In the 19th century the term ‘Anxietas Tiabarum’ was the
name given to the condition in Germany and was believed to be a form
of hysteria, whilst in France the name ‘Impatience musculaire’
was adopted.
Descriptions of the disease were also documented by Wittmaak in
Germany in 1861 described as as:
‘A characteristic feeling is that from older anxietan tibiarum:
a strange but descriptive compulsion to move has invaded the legs
of the inflicted person. Every moment see the legs brought into
a different position; drawn up, stretched out, abducted, spread
apart and crossed over one another. However, these movements are
not sudden or violent, rather they are slow, mindful as if it were
of eventually finding the one position that will give the most relief.
In every strange description of the nervous teasin of hysteria one
often also finds this train of involuntary agitation displayed in
the legs and feet. The same thing also occurs however else where
without one being able to find a definite cause…the condition
lasts approximately a quarter of an hour.’
Bread published an article entitled ‘neurasthenia, or nervous
exhaustion’ in the Boston Medical Journal in 1869. Bread described
the disease as ‘one of the myriad results of spinal irritation’,
again highlighting how the spinal cord was though to be involved
from an early stage. In 1923, Openheim was the first to describe
RLS as a neurologic disorder in his ‘Lehrbuch der Nervenkrankheiten’.
His description was also important as the familial component of
the disease was also recognised. His account included:
‘Restlessness in the legs is a special kind of subjective
paralgesia. It can become an agonizing torture, lasting for years
or decades and can be passed on and occur in other members of the
family.’
In 1940, Mussio-Fournier and Rawak described a ‘curious case’
of RLS, entitling the disorder a ‘familial occurance of pruritus,
urticaria and parasthetic hyperkinese syndrome of the lower limbs’.
However this particular analysis failed to identify the difference
between RLS symptoms and an additional allergic disorder which existed
concomitantly in this particular family.
Ekbom himself first described the disease in 1944 as:
‘Asthenia crurum paraesthetica (“irritable legs”).
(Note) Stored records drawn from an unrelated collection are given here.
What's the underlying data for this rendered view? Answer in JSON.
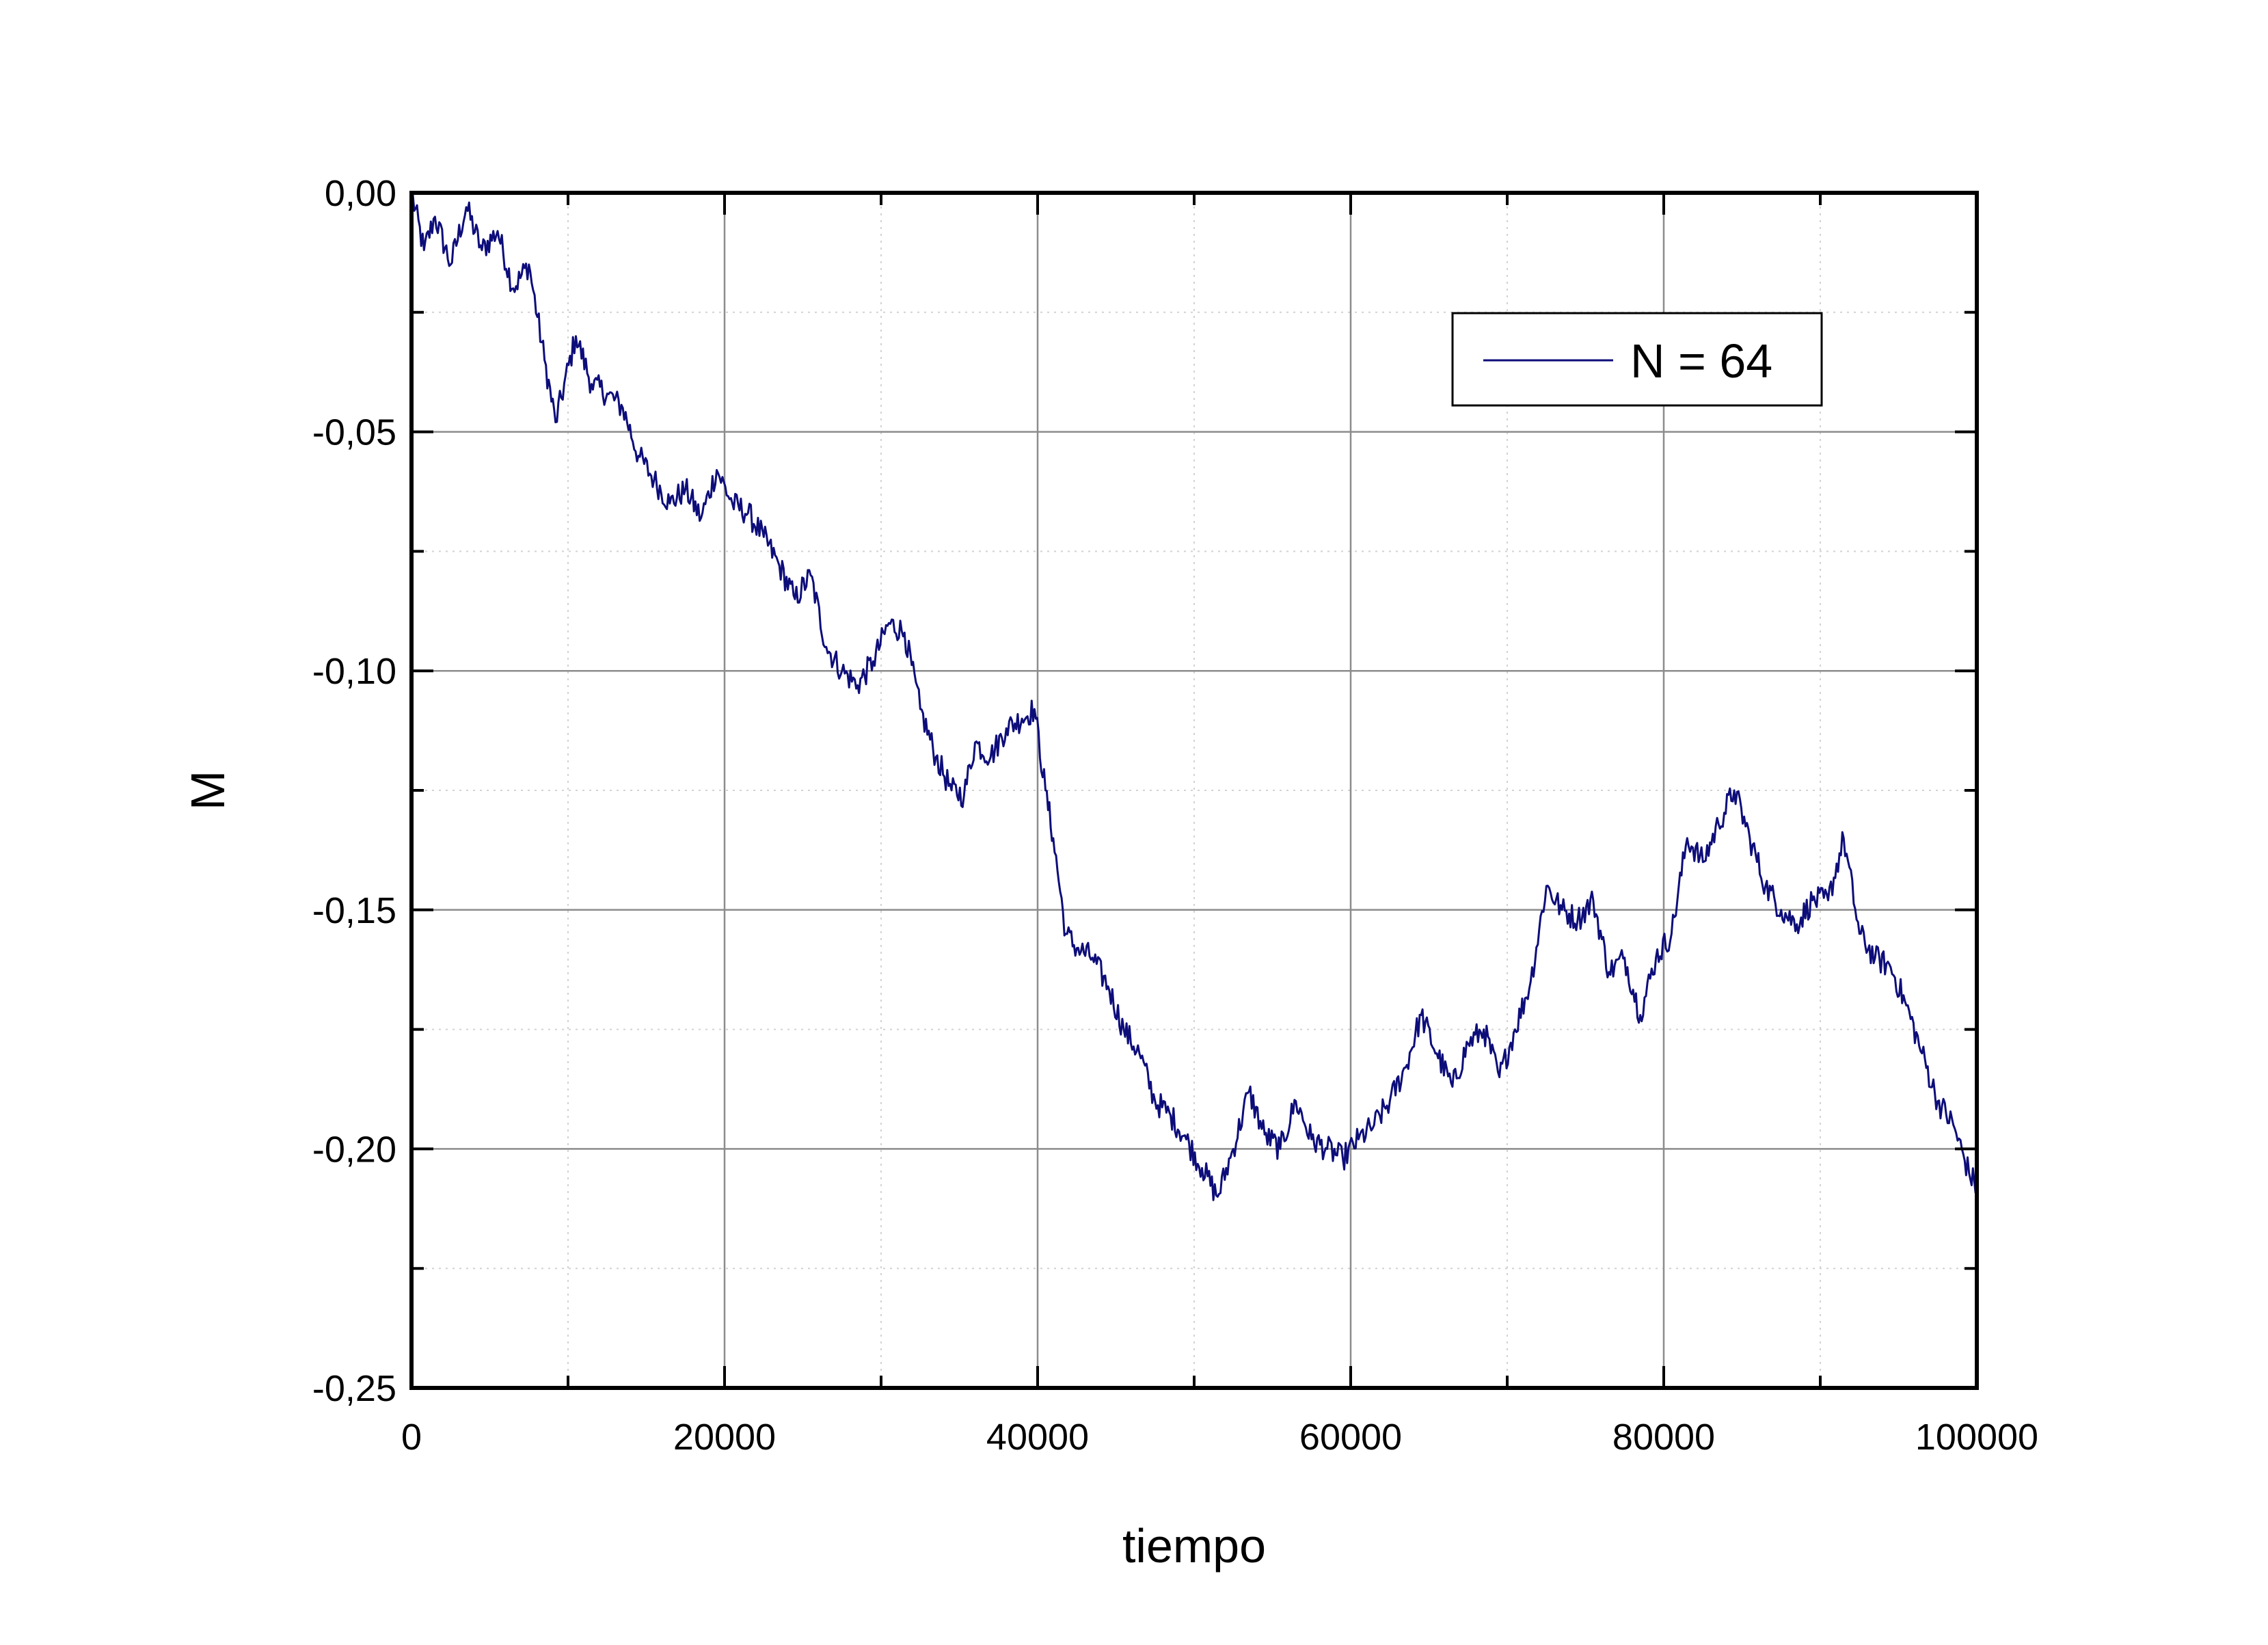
{
  "chart_data": {
    "type": "line",
    "title": "",
    "xlabel": "tiempo",
    "ylabel": "M",
    "xlim": [
      0,
      100000
    ],
    "ylim": [
      -0.25,
      0.0
    ],
    "xticks": [
      0,
      20000,
      40000,
      60000,
      80000,
      100000
    ],
    "xtick_labels": [
      "0",
      "20000",
      "40000",
      "60000",
      "80000",
      "100000"
    ],
    "yticks": [
      0.0,
      -0.05,
      -0.1,
      -0.15,
      -0.2,
      -0.25
    ],
    "ytick_labels": [
      "0,00",
      "-0,05",
      "-0,10",
      "-0,15",
      "-0,20",
      "-0,25"
    ],
    "grid": true,
    "legend_position": "top-right",
    "series": [
      {
        "name": "N = 64",
        "color": "#0d0d7a",
        "x": [
          0,
          800,
          1500,
          2500,
          3500,
          4500,
          5500,
          6500,
          7500,
          8500,
          9200,
          10500,
          11500,
          12500,
          13500,
          14500,
          15500,
          16500,
          17500,
          18500,
          19500,
          20500,
          21500,
          22500,
          23500,
          24500,
          25500,
          26500,
          27500,
          28500,
          29500,
          30500,
          31500,
          32500,
          33500,
          34500,
          35300,
          36000,
          37000,
          38000,
          39000,
          39800,
          40500,
          41000,
          41800,
          42500,
          43500,
          44500,
          45500,
          46500,
          47500,
          48500,
          49500,
          50500,
          51500,
          52500,
          53500,
          54500,
          55500,
          56500,
          57500,
          58500,
          59500,
          60500,
          61500,
          62500,
          63500,
          64500,
          65500,
          66500,
          67500,
          68500,
          69500,
          70500,
          71500,
          72500,
          73500,
          74500,
          75500,
          76500,
          77500,
          78500,
          79500,
          80500,
          81500,
          82500,
          83500,
          84500,
          85500,
          86500,
          87500,
          88500,
          89500,
          90500,
          91500,
          92500,
          93500,
          94500,
          95500,
          96500,
          97500,
          98500,
          99500,
          100000
        ],
        "y": [
          0.0,
          -0.012,
          -0.005,
          -0.015,
          -0.003,
          -0.012,
          -0.008,
          -0.02,
          -0.015,
          -0.035,
          -0.048,
          -0.03,
          -0.04,
          -0.042,
          -0.045,
          -0.055,
          -0.06,
          -0.065,
          -0.062,
          -0.068,
          -0.058,
          -0.065,
          -0.067,
          -0.072,
          -0.078,
          -0.085,
          -0.08,
          -0.095,
          -0.1,
          -0.103,
          -0.098,
          -0.09,
          -0.092,
          -0.108,
          -0.118,
          -0.125,
          -0.126,
          -0.115,
          -0.118,
          -0.112,
          -0.11,
          -0.108,
          -0.125,
          -0.135,
          -0.155,
          -0.158,
          -0.16,
          -0.166,
          -0.175,
          -0.18,
          -0.19,
          -0.193,
          -0.198,
          -0.204,
          -0.21,
          -0.2,
          -0.188,
          -0.197,
          -0.2,
          -0.19,
          -0.198,
          -0.2,
          -0.202,
          -0.198,
          -0.195,
          -0.19,
          -0.183,
          -0.172,
          -0.18,
          -0.187,
          -0.178,
          -0.175,
          -0.185,
          -0.175,
          -0.165,
          -0.145,
          -0.15,
          -0.152,
          -0.148,
          -0.163,
          -0.16,
          -0.172,
          -0.16,
          -0.155,
          -0.135,
          -0.14,
          -0.132,
          -0.125,
          -0.135,
          -0.145,
          -0.15,
          -0.153,
          -0.148,
          -0.148,
          -0.135,
          -0.155,
          -0.16,
          -0.162,
          -0.17,
          -0.18,
          -0.19,
          -0.195,
          -0.205,
          -0.208
        ]
      }
    ]
  }
}
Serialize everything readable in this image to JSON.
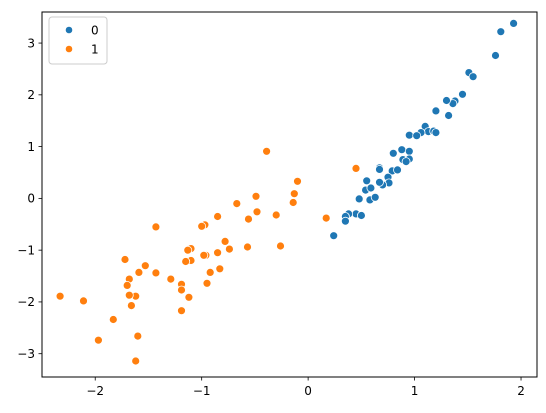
{
  "chart_data": {
    "type": "scatter",
    "title": "",
    "xlabel": "",
    "ylabel": "",
    "xlim": [
      -2.5,
      2.15
    ],
    "ylim": [
      -3.45,
      3.6
    ],
    "xticks": [
      -2,
      -1,
      0,
      1,
      2
    ],
    "yticks": [
      -3,
      -2,
      -1,
      0,
      1,
      2,
      3
    ],
    "xtick_labels": [
      "−2",
      "−1",
      "0",
      "1",
      "2"
    ],
    "ytick_labels": [
      "−3",
      "−2",
      "−1",
      "0",
      "1",
      "2",
      "3"
    ],
    "grid": false,
    "legend": {
      "placement": "top-left",
      "entries": [
        "0",
        "1"
      ]
    },
    "series": [
      {
        "name": "0",
        "color": "#1f77b4",
        "points": [
          [
            1.93,
            3.38
          ],
          [
            1.81,
            3.22
          ],
          [
            1.76,
            2.76
          ],
          [
            1.51,
            2.43
          ],
          [
            1.55,
            2.35
          ],
          [
            1.45,
            2.01
          ],
          [
            1.38,
            1.88
          ],
          [
            1.36,
            1.83
          ],
          [
            1.3,
            1.89
          ],
          [
            1.32,
            1.6
          ],
          [
            1.2,
            1.69
          ],
          [
            1.1,
            1.39
          ],
          [
            1.13,
            1.29
          ],
          [
            1.18,
            1.3
          ],
          [
            1.2,
            1.27
          ],
          [
            1.06,
            1.27
          ],
          [
            0.95,
            1.22
          ],
          [
            1.02,
            1.21
          ],
          [
            0.88,
            0.94
          ],
          [
            0.95,
            0.91
          ],
          [
            0.89,
            0.75
          ],
          [
            0.95,
            0.76
          ],
          [
            0.92,
            0.71
          ],
          [
            0.8,
            0.87
          ],
          [
            0.79,
            0.53
          ],
          [
            0.84,
            0.55
          ],
          [
            0.75,
            0.41
          ],
          [
            0.76,
            0.3
          ],
          [
            0.7,
            0.26
          ],
          [
            0.67,
            0.31
          ],
          [
            0.67,
            0.59
          ],
          [
            0.67,
            0.56
          ],
          [
            0.55,
            0.34
          ],
          [
            0.54,
            0.16
          ],
          [
            0.59,
            0.2
          ],
          [
            0.58,
            -0.03
          ],
          [
            0.63,
            0.02
          ],
          [
            0.48,
            -0.01
          ],
          [
            0.45,
            -0.3
          ],
          [
            0.5,
            -0.33
          ],
          [
            0.38,
            -0.3
          ],
          [
            0.35,
            -0.35
          ],
          [
            0.35,
            -0.44
          ],
          [
            0.24,
            -0.72
          ]
        ]
      },
      {
        "name": "1",
        "color": "#ff7f0e",
        "points": [
          [
            0.45,
            0.58
          ],
          [
            0.17,
            -0.38
          ],
          [
            -0.1,
            0.33
          ],
          [
            -0.13,
            0.09
          ],
          [
            -0.14,
            -0.08
          ],
          [
            -0.3,
            -0.32
          ],
          [
            -0.26,
            -0.92
          ],
          [
            -0.39,
            0.91
          ],
          [
            -0.49,
            0.04
          ],
          [
            -0.48,
            -0.26
          ],
          [
            -0.56,
            -0.4
          ],
          [
            -0.57,
            -0.94
          ],
          [
            -0.67,
            -0.1
          ],
          [
            -0.74,
            -0.98
          ],
          [
            -0.78,
            -0.83
          ],
          [
            -0.85,
            -0.35
          ],
          [
            -0.85,
            -1.05
          ],
          [
            -0.83,
            -1.36
          ],
          [
            -0.92,
            -1.43
          ],
          [
            -0.96,
            -1.1
          ],
          [
            -0.98,
            -1.1
          ],
          [
            -0.97,
            -0.51
          ],
          [
            -1.0,
            -0.54
          ],
          [
            -0.95,
            -1.64
          ],
          [
            -1.1,
            -0.97
          ],
          [
            -1.13,
            -1.0
          ],
          [
            -1.1,
            -1.2
          ],
          [
            -1.12,
            -1.91
          ],
          [
            -1.15,
            -1.22
          ],
          [
            -1.19,
            -1.66
          ],
          [
            -1.19,
            -1.77
          ],
          [
            -1.19,
            -2.17
          ],
          [
            -1.29,
            -1.56
          ],
          [
            -1.43,
            -0.55
          ],
          [
            -1.43,
            -1.44
          ],
          [
            -1.53,
            -1.3
          ],
          [
            -1.59,
            -1.43
          ],
          [
            -1.62,
            -1.89
          ],
          [
            -1.6,
            -2.66
          ],
          [
            -1.62,
            -3.14
          ],
          [
            -1.68,
            -1.56
          ],
          [
            -1.7,
            -1.68
          ],
          [
            -1.72,
            -1.18
          ],
          [
            -1.68,
            -1.87
          ],
          [
            -1.66,
            -2.07
          ],
          [
            -1.83,
            -2.34
          ],
          [
            -1.97,
            -2.74
          ],
          [
            -2.11,
            -1.98
          ],
          [
            -2.33,
            -1.89
          ]
        ]
      }
    ]
  }
}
A new syndrome consisting of weakness, sensation of cold and nocturnal
paraesthesia in legs, responding to certain extent to treatment
with priscol and doryl.’
In his paper published in 1945 he wrote:
‘A clinical study of a hitherto overlooked disease in the
legs characterized by peculiar paraesthesia, pain and weakness and
occurring in two main forms, aestheia crurum paraesthetica and asthenia
dolorosa’.
It is interesting that Ekbom described this disease as ‘overlooked’
as still today there is a lack of awareness of this condition. The
emphasis of description Ekbom gave of this disorder shifted from
the previous preoccupation on the movement abnormality alone to
the sensory aspect of the disease. Ekbom had made the distinction
that the presentation of the disease could vary although we know
that patients will describe a wide variety of sensations other than
the clear-cut ‘two forms’ Ekbom described.